CONSEILLER LA FEMME ENCEINTE

DOULEUR

MAUX DE GORGE

RHINORREE

TOUX SECHE AU PREMIER TRIMESTRE

TOUX GRASSE AU PREMIER TRIMESTRE

FIEVRE ET COURBATURES AU PREMIER TRIMESTRE

ALLERGIES

VOMISSEMENTS AU PREMIER TRIMESTRE

CONSTIPATION AU PREMIER TRIMESTRE

REFLUX GASTRO-OESOPHAGIEN

JAMBES LOURDES

INSOMNIE EN FIN DE GROSSESSE

 

 

 

CONSEILLER la femme enceinte

Il existe bien souvent peu de données concernant l’innocuité de l'administration des médicaments au cours de la grossesse. Les médicaments disponibles, en particulier ceux non inscrits à la liste des substances vénéneuses sont bien souvent peu voire pas évalués chez la femme enceinte. C'est pourquoi il est important de prévenir l'automédication.
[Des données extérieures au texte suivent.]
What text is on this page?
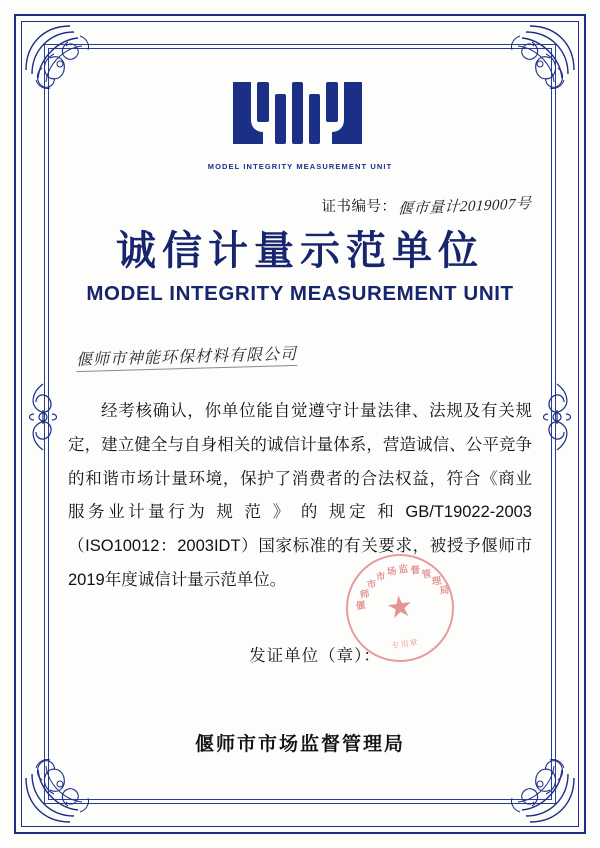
MODEL INTEGRITY MEASUREMENT UNIT
证书编号： 偃市量计2019007号
诚信计量示范单位
MODEL INTEGRITY MEASUREMENT UNIT
偃师市神能环保材料有限公司
经考核确认，你单位能自觉遵守计量法律、法规及有关规定，建立健全与自身相关的诚信计量体系，营造诚信、公平竞争的和谐市场计量环境，保护了消费者的合法权益，符合《商业 服务业计量行为 规 范 》 的 规定 和 GB/T19022-2003（ISO10012：2003IDT）国家标准的有关要求，被授予偃师市2019年度诚信计量示范单位。
发证单位（章）：
★
偃
师
市
市 场 监 督 管
理
局
专用章
偃师市市场监督管理局
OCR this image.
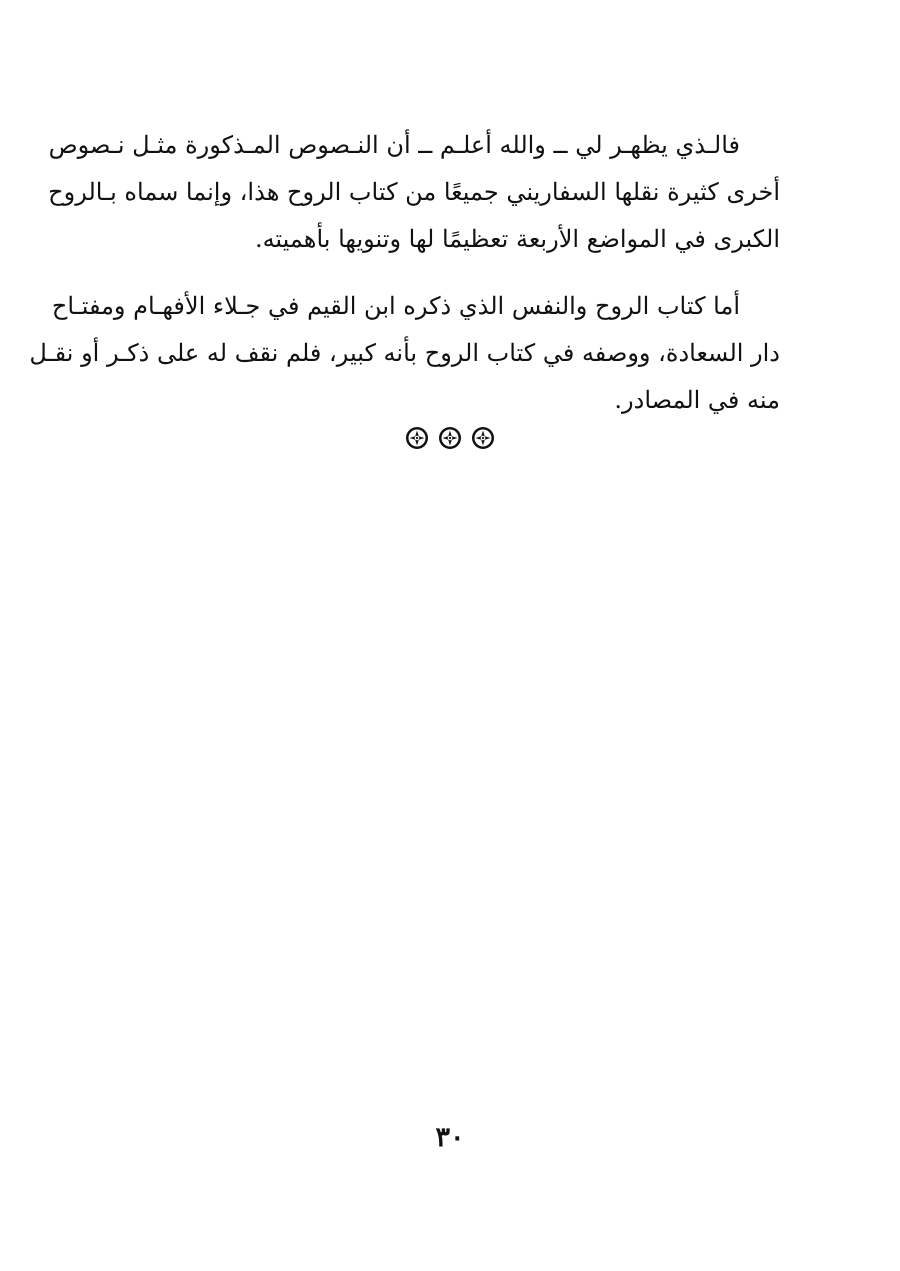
فالـذي يظهـر لي ــ والله أعلـم ــ أن النـصوص المـذكورة مثـل نـصوص
أخرى كثيرة نقلها السفاريني جميعًا من كتاب الروح هذا، وإنما سماه بـالروح
الكبرى في المواضع الأربعة تعظيمًا لها وتنويها بأهميته.

أما كتاب الروح والنفس الذي ذكره ابن القيم في جـلاء الأفهـام ومفتـاح
دار السعادة، ووصفه في كتاب الروح بأنه كبير، فلم نقف له على ذكـر أو نقـل
منه في المصادر.

٣٠
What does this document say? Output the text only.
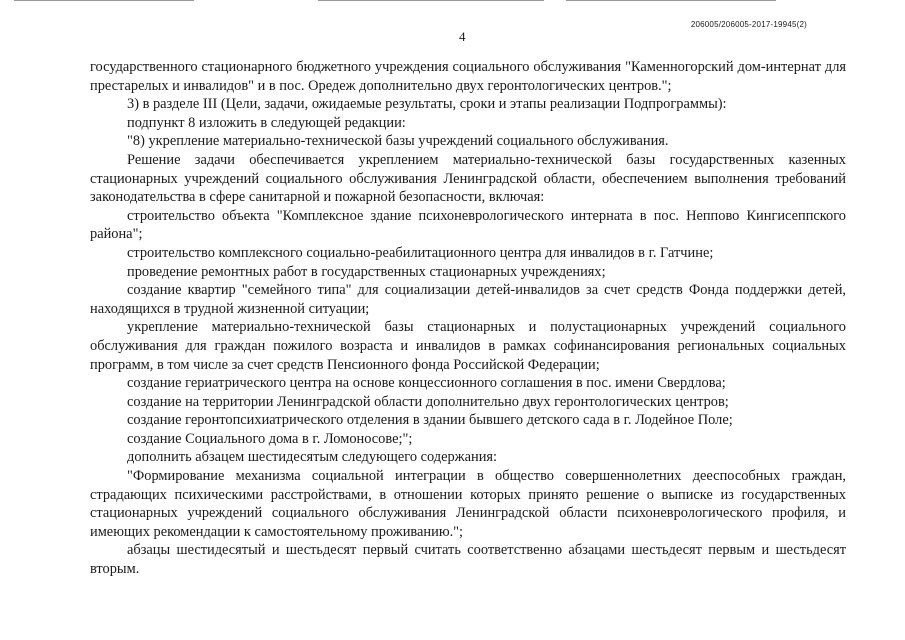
4
206005/206005-2017-19945(2)

государственного стационарного бюджетного учреждения социального обслуживания "Каменногорский дом-интернат для престарелых и инвалидов" и в пос. Оредеж дополнительно двух геронтологических центров.";

3) в разделе III (Цели, задачи, ожидаемые результаты, сроки и этапы реализации Подпрограммы):

подпункт 8 изложить в следующей редакции:

"8) укрепление материально-технической базы учреждений социального обслуживания.

Решение задачи обеспечивается укреплением материально-технической базы государственных казенных стационарных учреждений социального обслуживания Ленинградской области, обеспечением выполнения требований законодательства в сфере санитарной и пожарной безопасности, включая:

строительство объекта "Комплексное здание психоневрологического интерната в пос. Неппово Кингисеппского района";

строительство комплексного социально-реабилитационного центра для инвалидов в г. Гатчине;

проведение ремонтных работ в государственных стационарных учреждениях;

создание квартир "семейного типа" для социализации детей-инвалидов за счет средств Фонда поддержки детей, находящихся в трудной жизненной ситуации;

укрепление материально-технической базы стационарных и полустационарных учреждений социального обслуживания для граждан пожилого возраста и инвалидов в рамках софинансирования региональных социальных программ, в том числе за счет средств Пенсионного фонда Российской Федерации;

создание гериатрического центра на основе концессионного соглашения в пос. имени Свердлова;

создание на территории Ленинградской области дополнительно двух геронтологических центров;

создание геронтопсихиатрического отделения в здании бывшего детского сада в г. Лодейное Поле;

создание Социального дома в г. Ломоносове;";

дополнить абзацем шестидесятым следующего содержания:

"Формирование механизма социальной интеграции в общество совершеннолетних дееспособных граждан, страдающих психическими расстройствами, в отношении которых принято решение о выписке из государственных стационарных учреждений социального обслуживания Ленинградской области психоневрологического профиля, и имеющих рекомендации к самостоятельному проживанию.";

абзацы шестидесятый и шестьдесят первый считать соответственно абзацами шестьдесят первым и шестьдесят вторым.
Le pharmacien d’officine joue dans ce domaine un rôle essentiel. Quelques grandes " règles " guident alors le Conseil  Pharmaceutique :

    • Lorsque la prise en charge de la pathologie le permet, proposer toujours en première intention des mesures hygiéno-diététiques. Ne proposer d’alternatives médicamenteuses que lorsque cela est nécessaire.
    • Choisir des spécialités contenant un seul principe actif, bien évalué chez la femme enceinte et ayant fait la preuve de son efficacité.
    • Eviter les principes actifs récents et les spécialités pour lesquelles il n'existe pas de rubrique grossesse dans le Vidal.
    • Les médicaments homéopathiques constituent une alternative intéressante pour les "petites pathologies " (allergie peu invalidante, toux, insomnie…) MAIS ne pas proposer de teintures mères ou de dilution 1DH. Attention aux spécialités qui contiennent à la fois de l’homéopathie et de l’allopathie (par exemple de l'aspirine strictement contre-indiquée à partir du 6ème mois de grossesse).
    • Orienter la patiente vers un médecin si les symptômes persistent ou lorsque la pathologie l’exige.
    • Rassurer sur une prise médicamenteuse nécessaire (l’absence de traitement pouvant être plus risquée que le traitement lui-même).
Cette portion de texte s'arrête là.